Wednesday, November 16, 2011

On the Tenth Day of Tesseracts: A Conversation with Rebecca M. Senese and Michelle Barker

Welcome to the Tenth Day of Tesseracts! I cannot believe that ten days has gone by.  Just a quick note, in my original schedule found on the EDGE Facebook page, I had included Yukon's Claire Eamer.  However she is still travelling in Cuba and will not be back for a few days, so her interview will get tucked in later.  However, our two originally scheduled Tesseracts Fifteen: A Case of Unusual Tales authors, Rebecca M. Senese and Michelle Barker are joining us virtually.  So, without further ado, here is our conversation for Day Ten of the Sixteen Days of Tesseracts. - Janice from EDGE

Rebecca M. Senese

TT: What is your name?

Rebecca M. Senese:
Rebecca M. Senese

Michelle Barker:
Michelle Barker

TT:  Where in Canada are you currently located?

Rebecca M. Senese: Toronto, Ontario

Michelle Barker: Penticton, B. C.

TT:  What is the name of your story/poem in T15?

Rebecca M. Senese: "Hide"

Michelle Barker: A poem called, "You Always Knew."

Michelle Barker
TT: Could you please share a summary of your story without spoilers?
Rebecca M. Senese: A young girl makes it into the exclusive neighbourhood hide and seek game only to discover there's something to really hide from.

Michelle Barker: Death is envisioned as a character who owns a rickety roller coaster in an unnamed city...but you've been there.

TT: What is the first sentence of your story?

Rebecca M. Senese: "Billy skidded to a stop beside her."

Michelle Barker: "I’m going to tell you something/ about Death, / though you suspect it already."

TT: What do you love the most about this (or being in this) anthology?

Rebecca M. Senese: The thing I like most about the Tesseracts 15 anthology is being included among so many diverse and interesting stories and so many talented writers. It's exciting to see the different tacks taken and worlds created, pushing the boundaries of YA fiction.

Michelle Barker: I love that it is a foray into YA literature, which I adore.

TT:  What is your main inspiration while working?

Rebecca M. Senese: My main inspiration is to always be writing. I have written every day for several years and track my word count. I give myself challenges to write a certain amount per day or per week or per month. I have a yearly goal that gets revised as I go. I always want to be writing, to be practicing. I think of it like being a musician. I need to practice the fundamentals daily. Some of my stories fizzle out and never get finished but it's practice. As long as I'm practicing and working to finish the majority of stories, I know I'm on the right track. Watching the word count add up and the finished stories pile up keeps me inspired and keeps me going.

Michelle Barker:  Wow, I get inspiration from so many different places.
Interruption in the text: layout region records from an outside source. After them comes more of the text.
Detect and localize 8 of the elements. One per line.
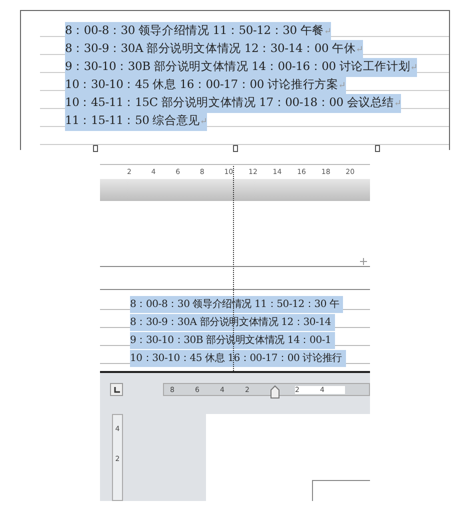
resize-handle[interactable] [233, 145, 238, 152]
resize-handle[interactable] [93, 145, 98, 152]
move-handle-icon[interactable] [360, 258, 367, 265]
resize-handle[interactable] [375, 145, 380, 152]
indent-marker-icon[interactable] [270, 384, 280, 398]
tab-stop-button[interactable] [110, 383, 123, 396]
table-cell [312, 480, 370, 501]
tab-stop-icon [112, 386, 120, 394]
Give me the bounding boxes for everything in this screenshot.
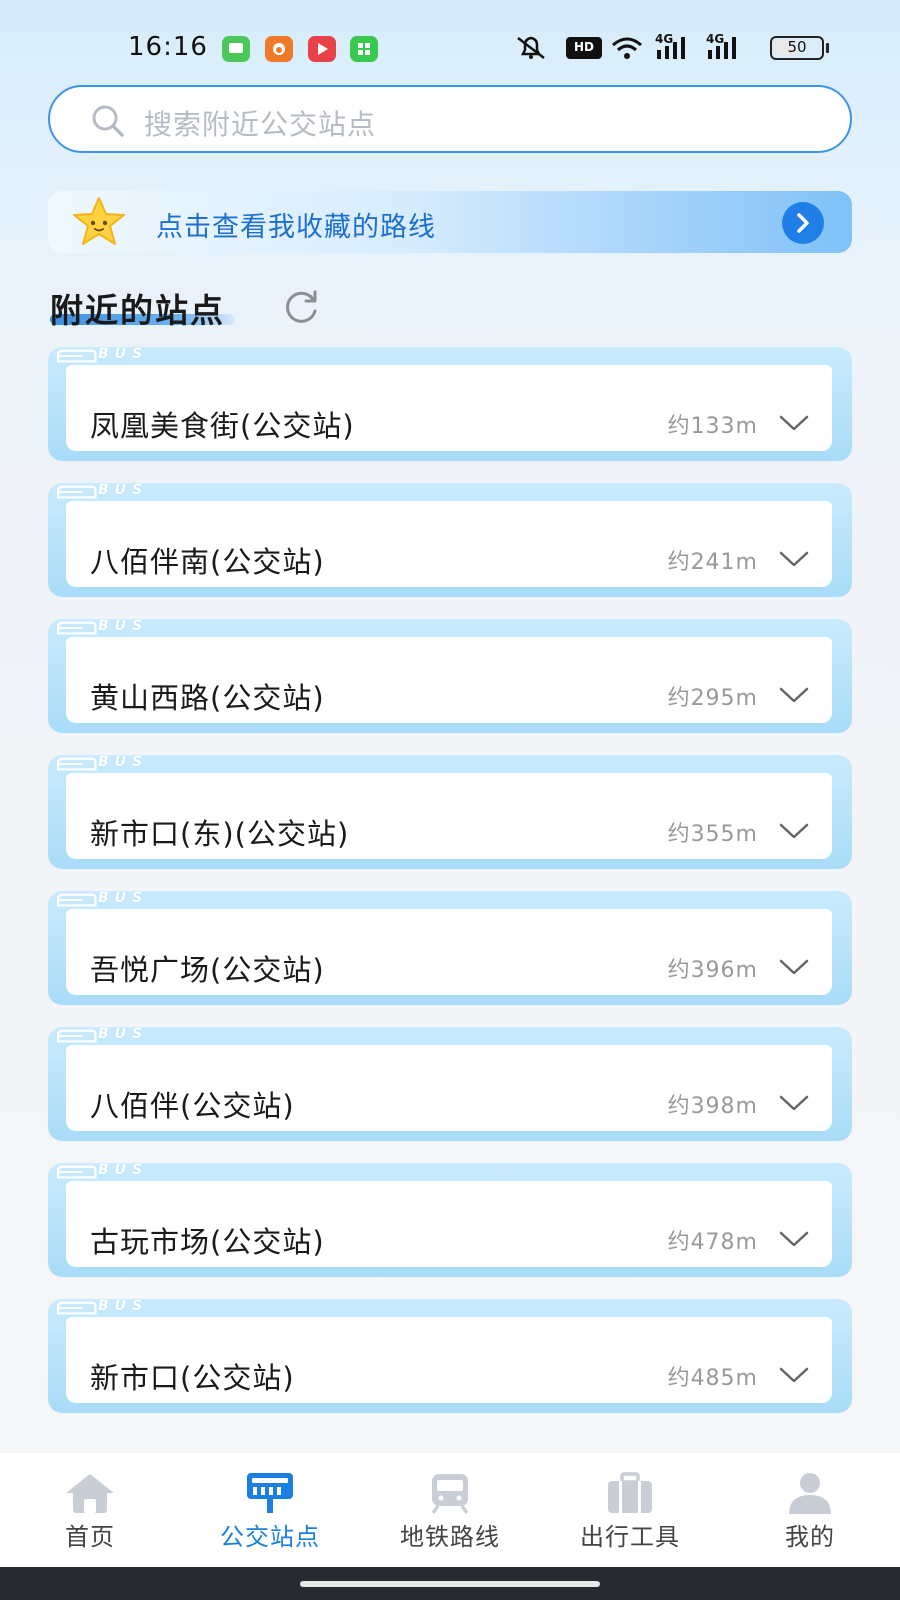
station-distance: 约241m — [667, 550, 758, 575]
toolbox-icon — [608, 1472, 652, 1513]
chevron-down-icon[interactable] — [778, 958, 810, 976]
hd-badge: HD — [566, 37, 602, 59]
section-title: 附近的站点 — [50, 291, 225, 330]
station-card-body: 新市口(东)(公交站) 约355m — [66, 773, 832, 859]
station-name: 新市口(公交站) — [90, 1361, 295, 1395]
nav-item-home[interactable]: 首页 — [0, 1453, 180, 1567]
station-distance: 约295m — [667, 686, 758, 711]
bus-tag-label: BUS — [98, 346, 149, 362]
home-indicator[interactable] — [300, 1581, 600, 1587]
weibo-app-icon — [265, 36, 293, 62]
refresh-icon[interactable] — [282, 287, 322, 327]
station-distance: 约485m — [667, 1366, 758, 1391]
station-card-body: 凤凰美食街(公交站) 约133m — [66, 365, 832, 451]
battery-tip — [826, 43, 829, 53]
station-distance: 约398m — [667, 1094, 758, 1119]
station-card-body: 黄山西路(公交站) 约295m — [66, 637, 832, 723]
search-icon — [92, 105, 124, 137]
bottom-nav: 首页 公交站点 地铁路线 出行工具 我的 — [0, 1453, 900, 1567]
station-distance: 约133m — [667, 414, 758, 439]
station-distance: 约355m — [667, 822, 758, 847]
station-card[interactable]: BUS 新市口(公交站) 约485m — [48, 1298, 852, 1413]
station-card-body: 八佰伴南(公交站) 约241m — [66, 501, 832, 587]
nav-label: 出行工具 — [580, 1523, 680, 1551]
bus-tag-label: BUS — [98, 754, 149, 770]
station-card[interactable]: BUS 黄山西路(公交站) 约295m — [48, 618, 852, 733]
station-name: 黄山西路(公交站) — [90, 681, 325, 715]
station-name: 八佰伴南(公交站) — [90, 545, 325, 579]
station-card[interactable]: BUS 八佰伴南(公交站) 约241m — [48, 482, 852, 597]
nav-item-bus-stops[interactable]: 公交站点 — [180, 1453, 360, 1567]
battery-level: 50 — [787, 38, 807, 56]
station-card-body: 吾悦广场(公交站) 约396m — [66, 909, 832, 995]
nav-item-travel-tools[interactable]: 出行工具 — [540, 1453, 720, 1567]
chevron-down-icon[interactable] — [778, 1366, 810, 1384]
bus-tag-label: BUS — [98, 618, 149, 634]
station-card-body: 新市口(公交站) 约485m — [66, 1317, 832, 1403]
search-input[interactable]: 搜索附近公交站点 — [48, 85, 852, 153]
favorite-routes-banner[interactable]: 点击查看我收藏的路线 — [48, 191, 852, 253]
star-icon — [73, 197, 125, 245]
bus-tag-label: BUS — [98, 1298, 149, 1314]
station-distance: 约396m — [667, 958, 758, 983]
chevron-down-icon[interactable] — [778, 414, 810, 432]
nav-label: 公交站点 — [220, 1523, 320, 1551]
station-card-body: 古玩市场(公交站) 约478m — [66, 1181, 832, 1267]
mute-icon — [514, 34, 548, 62]
bus-stop-icon — [247, 1473, 293, 1513]
home-icon — [66, 1474, 114, 1513]
station-card[interactable]: BUS 八佰伴(公交站) 约398m — [48, 1026, 852, 1141]
system-gesture-bar — [0, 1567, 900, 1600]
search-placeholder: 搜索附近公交站点 — [144, 108, 377, 141]
station-card-body: 八佰伴(公交站) 约398m — [66, 1045, 832, 1131]
chevron-down-icon[interactable] — [778, 822, 810, 840]
nav-item-profile[interactable]: 我的 — [720, 1453, 900, 1567]
nav-label: 我的 — [785, 1523, 835, 1551]
station-card[interactable]: BUS 古玩市场(公交站) 约478m — [48, 1162, 852, 1277]
bus-tag-label: BUS — [98, 890, 149, 906]
wechat-app-icon — [350, 36, 378, 62]
battery-icon: 50 — [770, 36, 824, 60]
nav-label: 地铁路线 — [400, 1523, 500, 1551]
station-name: 八佰伴(公交站) — [90, 1089, 295, 1123]
chevron-down-icon[interactable] — [778, 550, 810, 568]
station-card[interactable]: BUS 吾悦广场(公交站) 约396m — [48, 890, 852, 1005]
station-name: 吾悦广场(公交站) — [90, 953, 325, 987]
chevron-down-icon[interactable] — [778, 1094, 810, 1112]
bus-tag-label: BUS — [98, 482, 149, 498]
status-bar: 16:16 HD 4G 4G 50 — [0, 28, 900, 68]
station-card[interactable]: BUS 凤凰美食街(公交站) 约133m — [48, 346, 852, 461]
station-name: 新市口(东)(公交站) — [90, 817, 350, 851]
message-app-icon — [222, 36, 250, 62]
section-header: 附近的站点 — [50, 284, 235, 332]
station-name: 古玩市场(公交站) — [90, 1225, 325, 1259]
wifi-icon — [610, 34, 644, 62]
chevron-down-icon[interactable] — [778, 686, 810, 704]
nav-item-metro[interactable]: 地铁路线 — [360, 1453, 540, 1567]
bus-tag-label: BUS — [98, 1026, 149, 1042]
favorite-routes-text: 点击查看我收藏的路线 — [156, 212, 436, 243]
nav-label: 首页 — [65, 1523, 115, 1551]
profile-icon — [789, 1473, 831, 1514]
chevron-down-icon[interactable] — [778, 1230, 810, 1248]
metro-icon — [431, 1474, 469, 1515]
status-time: 16:16 — [128, 32, 208, 62]
chevron-right-icon[interactable] — [782, 202, 824, 244]
video-app-icon — [308, 36, 336, 62]
station-card[interactable]: BUS 新市口(东)(公交站) 约355m — [48, 754, 852, 869]
bus-tag-label: BUS — [98, 1162, 149, 1178]
station-distance: 约478m — [667, 1230, 758, 1255]
station-name: 凤凰美食街(公交站) — [90, 409, 355, 443]
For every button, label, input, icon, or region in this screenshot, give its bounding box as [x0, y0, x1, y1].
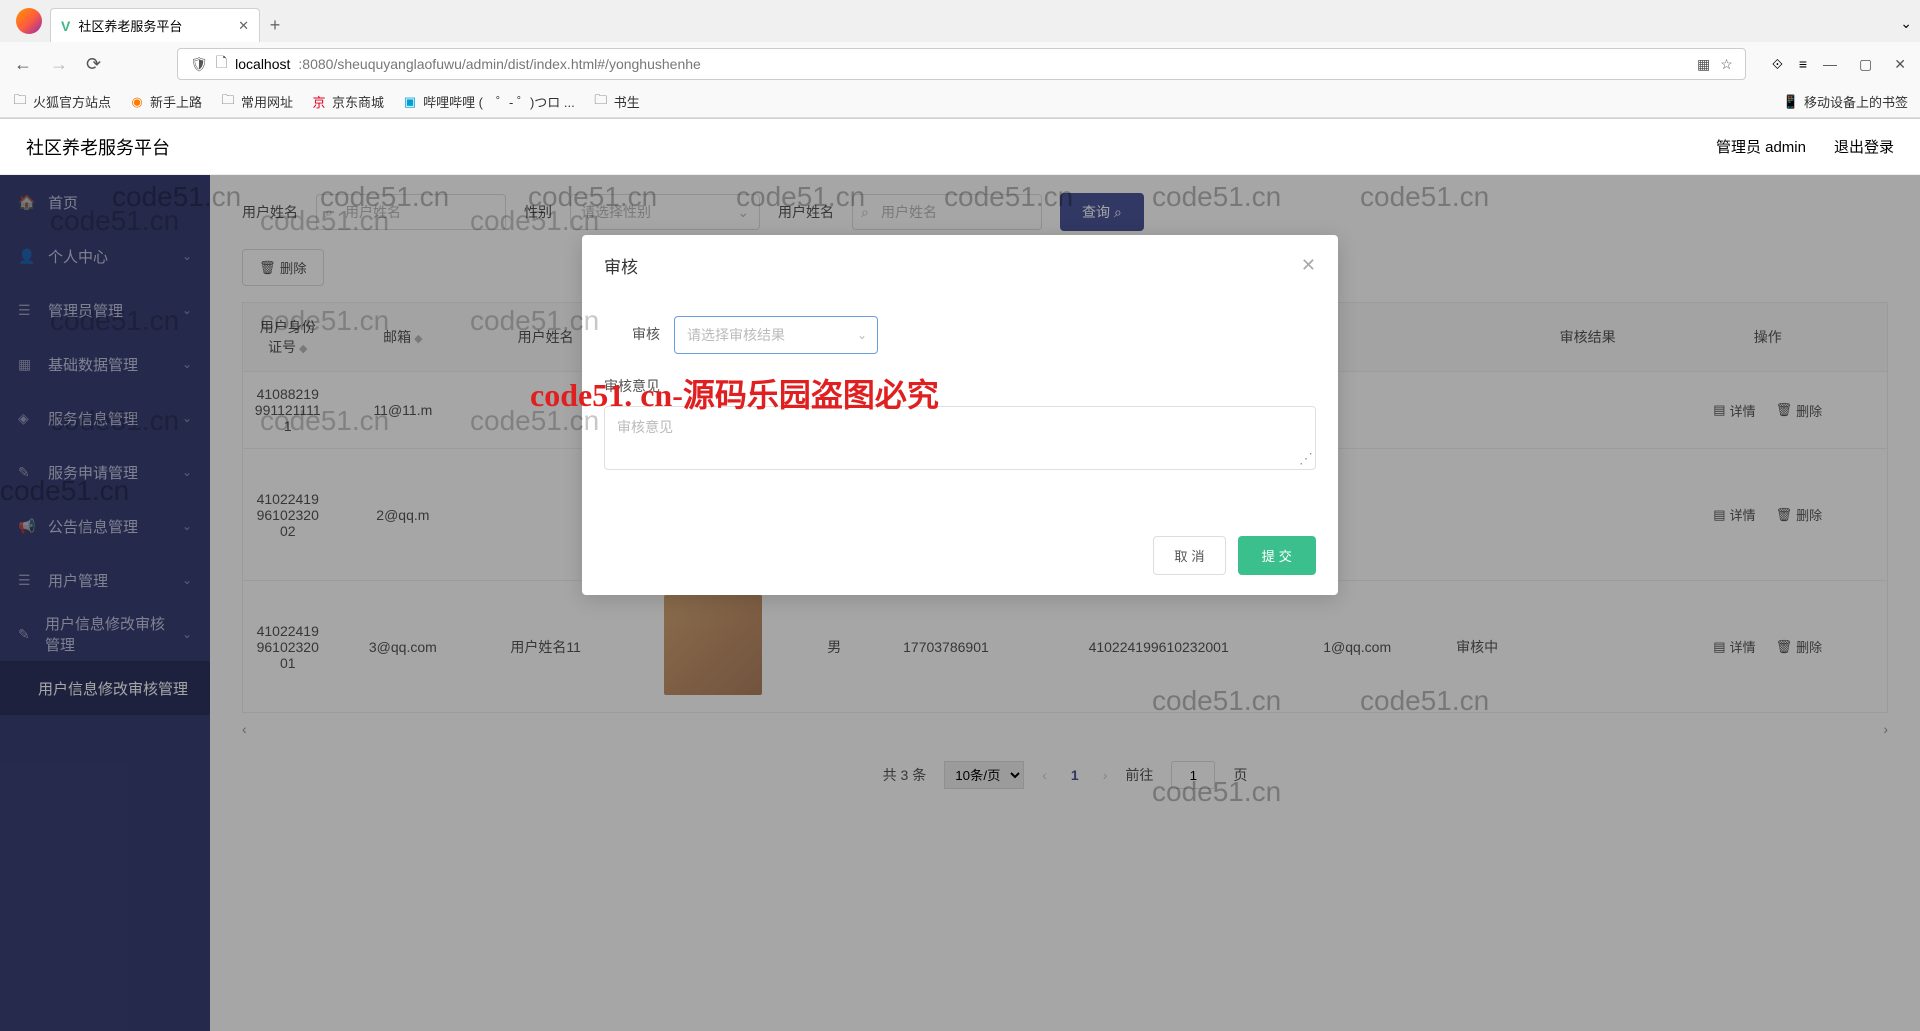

I would say, the novels/poetry I'm reading serve as my main inspiration, but sometimes ideas just come from out of the blue. I've written a lot of poems that have Death as their main character. I suppose it has become something of an obsession. But in this particular poem, I had the roller coaster at Vancouver's Playland in mind, a place I went to every year while growing up. I guess it is a potent memory - and memories definitely serve as inspiration as well.

TT: What is the best piece of writing advice you've discovered?
Rebecca M. Senese: The best writing advice I've ever discovered is to follow Heinlein's rules: You must write, you must finish what you write, refrain from rewriting except to editorial order, send what you write to markets and keep it out there. And always keep writing. Write the next story and the next and the next. I learn more from writing something new than from rewriting something endlessly. Basically, I work hard to get out of my own way and allow the story to come out in its own way. I find most stories know how they want to be told and it's my job to allow them to tell themselves.

Michelle Barker: Fiction is about people in trouble. That's one of them. But I also love Elmore Leonard's advice to writers: cut the parts that readers skip. Oh, and Stephen King's advice about adverbs: cut, cut, cut. And Stephen King one last time (his book, On Writing, is one of the best out there): be true to the story, not to what you're worried people might think of it.

TT: Thanks Rebecca  and Michelle for joining us for the Tenth Day of Tesseracts.